Arap devrimlerinden sonra iktidarın serbest seçimler aracılığıyla değiştiği bir sisteme kavuşan Tunus, devletin zirvesindeki Kartaca Sarayı’na gidecek ismi seçmeye hazırlanıyor.
Tunus Yüksek Seçim Komisyonu (YSK) Başkanı Nebil Bifun, cumhurbaşkanlığı seçimleri için adaylık başvurularının 2-9 Ağustos tarihlerinde kabul edileceğini duyurdu.
Bifun, dün düzenlediği basın toplantısında, propaganda sürecinin de seçimin öne alınması nedeniyle 22 günden 12 güne indiğini belirtti.
Seçimlerin birinci turunun 15 Eylül’de, hiçbir adayın yüzde 50’den fazla oy alamaması halinde ikinci turun ise 3 Kasım’a kadar yapılacağını aktaran Bifun, geçiş süreci için anayasanın öngördüğü 90 günlük sürede YSK’nin seçimleri gerçekleştirebilmesi için seçim yasasında değişiklikler yapılması çağrısında bulundu. YSK Başkanı kendilerinin ikinci turu 29 Eylül’de gerçekleştirmek istediklerini dile getirdi.
Cumhurbaşkanlığı seçimlerinin hemen ardından Tunuslular 6 Ekim’de bu kez parlamento seçimleri için sandık başına gidecek.
Sibsi’nin geride bıraktığı seçim yasası ne olacak?
Tunus’un hızla girdiği cumhurbaşkanlığı seçim sürecinde öncelikle merak edilen konu, parlamentonun kabul ettiği ancak Sibsi’nin vefatından önce onaylamadığı yeni seçim yasasının akıbeti.
Öyle ki, seçime bu yasayla gidilip gidilmemesi favori gösterilen bazı isimlerin adaylığını doğrudan etkileyebilir.
Tunus parlamentosunun 18 Haziran’da tartışmalı bir oturum sonunda kabul ettiği yasanın getirdiği değişiklikler arasında yüzde 3’lük seçim barajı uygulanması ve televizyondan siyasi reklam yapılmasının engellenmesi öne çıkıyor.
Ayrıca bir yıl içinde televizyonlar aracılığıyla siyasi reklam yapan ve dernek faaliyetinde bulunanların adaylıktan men edileceğine yönelik bir madde de yasada yer alıyor.
Yeni yasa, nefret söyleminde bulunan ya da diktatörlük övgüsü yapanların da cumhurbaşkanı adaylığına kapıları kapatıyor.
Parlamento tarafından kabul edilen yasa Cumhurbaşkanı Sibsi’nin onayını bekliyordu.
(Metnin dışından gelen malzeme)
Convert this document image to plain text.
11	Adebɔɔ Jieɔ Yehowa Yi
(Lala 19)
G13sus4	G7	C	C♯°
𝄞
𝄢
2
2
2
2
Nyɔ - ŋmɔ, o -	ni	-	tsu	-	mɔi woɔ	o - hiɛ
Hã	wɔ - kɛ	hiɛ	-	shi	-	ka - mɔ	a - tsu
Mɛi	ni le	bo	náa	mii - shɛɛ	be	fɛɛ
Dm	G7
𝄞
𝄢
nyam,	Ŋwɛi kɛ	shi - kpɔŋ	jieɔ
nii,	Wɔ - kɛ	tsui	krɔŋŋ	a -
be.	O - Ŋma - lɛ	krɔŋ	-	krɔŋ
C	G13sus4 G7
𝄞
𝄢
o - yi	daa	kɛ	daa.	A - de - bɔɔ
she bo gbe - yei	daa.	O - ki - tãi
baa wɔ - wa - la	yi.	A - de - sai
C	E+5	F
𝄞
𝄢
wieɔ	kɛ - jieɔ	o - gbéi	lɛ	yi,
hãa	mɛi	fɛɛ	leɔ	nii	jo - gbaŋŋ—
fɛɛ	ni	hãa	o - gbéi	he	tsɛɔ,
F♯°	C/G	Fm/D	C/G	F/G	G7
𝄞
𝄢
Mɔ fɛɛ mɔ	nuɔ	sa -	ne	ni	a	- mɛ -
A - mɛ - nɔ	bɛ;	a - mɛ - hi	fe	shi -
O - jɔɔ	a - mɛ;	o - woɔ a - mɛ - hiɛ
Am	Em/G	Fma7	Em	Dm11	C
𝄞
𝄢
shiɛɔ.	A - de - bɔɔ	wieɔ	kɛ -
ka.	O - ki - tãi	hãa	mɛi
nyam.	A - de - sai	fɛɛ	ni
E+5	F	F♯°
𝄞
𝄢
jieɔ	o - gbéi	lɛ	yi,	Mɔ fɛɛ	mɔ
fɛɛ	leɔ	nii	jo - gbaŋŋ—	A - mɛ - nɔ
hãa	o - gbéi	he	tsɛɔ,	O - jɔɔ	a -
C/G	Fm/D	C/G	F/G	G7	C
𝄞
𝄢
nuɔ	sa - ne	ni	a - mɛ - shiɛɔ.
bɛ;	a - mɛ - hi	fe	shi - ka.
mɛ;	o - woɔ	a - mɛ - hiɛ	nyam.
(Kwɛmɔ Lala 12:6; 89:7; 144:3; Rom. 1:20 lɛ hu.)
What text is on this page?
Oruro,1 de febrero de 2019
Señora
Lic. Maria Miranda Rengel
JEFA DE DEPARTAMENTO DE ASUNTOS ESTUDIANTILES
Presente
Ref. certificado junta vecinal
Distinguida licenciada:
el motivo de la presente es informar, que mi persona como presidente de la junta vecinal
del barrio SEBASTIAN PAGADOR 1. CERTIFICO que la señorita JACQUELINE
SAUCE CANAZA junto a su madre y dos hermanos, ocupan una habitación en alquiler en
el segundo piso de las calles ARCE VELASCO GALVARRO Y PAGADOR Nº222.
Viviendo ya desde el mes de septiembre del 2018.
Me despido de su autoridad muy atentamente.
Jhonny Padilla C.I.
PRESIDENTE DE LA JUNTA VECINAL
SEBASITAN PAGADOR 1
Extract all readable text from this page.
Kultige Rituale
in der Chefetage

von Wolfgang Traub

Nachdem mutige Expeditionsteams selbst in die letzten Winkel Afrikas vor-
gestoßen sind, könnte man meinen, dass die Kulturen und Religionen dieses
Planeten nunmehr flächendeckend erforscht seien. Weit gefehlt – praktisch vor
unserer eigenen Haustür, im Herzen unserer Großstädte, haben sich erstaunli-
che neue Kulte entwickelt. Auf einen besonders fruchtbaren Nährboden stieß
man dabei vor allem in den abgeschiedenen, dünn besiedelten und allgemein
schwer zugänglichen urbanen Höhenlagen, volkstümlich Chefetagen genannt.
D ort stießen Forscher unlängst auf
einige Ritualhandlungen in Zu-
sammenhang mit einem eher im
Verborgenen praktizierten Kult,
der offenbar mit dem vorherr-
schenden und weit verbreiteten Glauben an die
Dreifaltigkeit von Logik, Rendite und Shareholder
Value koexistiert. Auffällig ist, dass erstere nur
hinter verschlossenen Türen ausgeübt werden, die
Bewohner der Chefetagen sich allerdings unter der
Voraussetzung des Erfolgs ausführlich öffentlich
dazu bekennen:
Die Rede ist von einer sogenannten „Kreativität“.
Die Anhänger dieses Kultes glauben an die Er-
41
Ancak bazı partilerden gelen itirazlar arasında Sibsi, kendisine tanınan süre içinde yasayı ne onayladı ne de reddetti.
Anayasa’ya göre geçici cumhurbaşkanlığı görevini üstlenen Meclis Başkanı Muhammed en-Nasır’ın masasındaki birinci dosya seçim yasası.
Kamuoyu bu konuda bölünmüş durumda. Bazı kesimler onay için tanınan sürede imzalanmadığı için yasanın kadük olduğunu savunurken, bazıları geçici Cumhurbaşkanı tarafından yasanın onaylanabileceğini ifade ediyor.
Tartışma çok uzun sürmeyecek. Zira YSK, geçici Cumhurbaşkanı Nasır’ın söz konusu yasayı imzalamaması halinde sandığa eski yasayla gidileceğini açıkladı.
Anketlerdeki favori aday Karvi’nin kaderi seçim yasasına bağlı
Seçime 45 gün kala Tunusluların cevabını en çok merak ettiği sorulardan biri de şu: “Kimler aday olacak?”
Geleneksel siya setin dışından gelen medya patronu Nebil el-Karvi, cumhurbaşkanlığı seçimlerinde adaylığı uzun süredir tartışılan bir isim olarak öne çıkıyor.
Nida Tunus’un kurucuları arasında yer alan Karvi, başkanlığını yaptığı Halil Tunus Vakfının ülke genelindeki yardımlarını televizyon kanalı Nesma aracılığıyla duyurmasıyla son yıllarda halk arasında şöhrete kavuştu.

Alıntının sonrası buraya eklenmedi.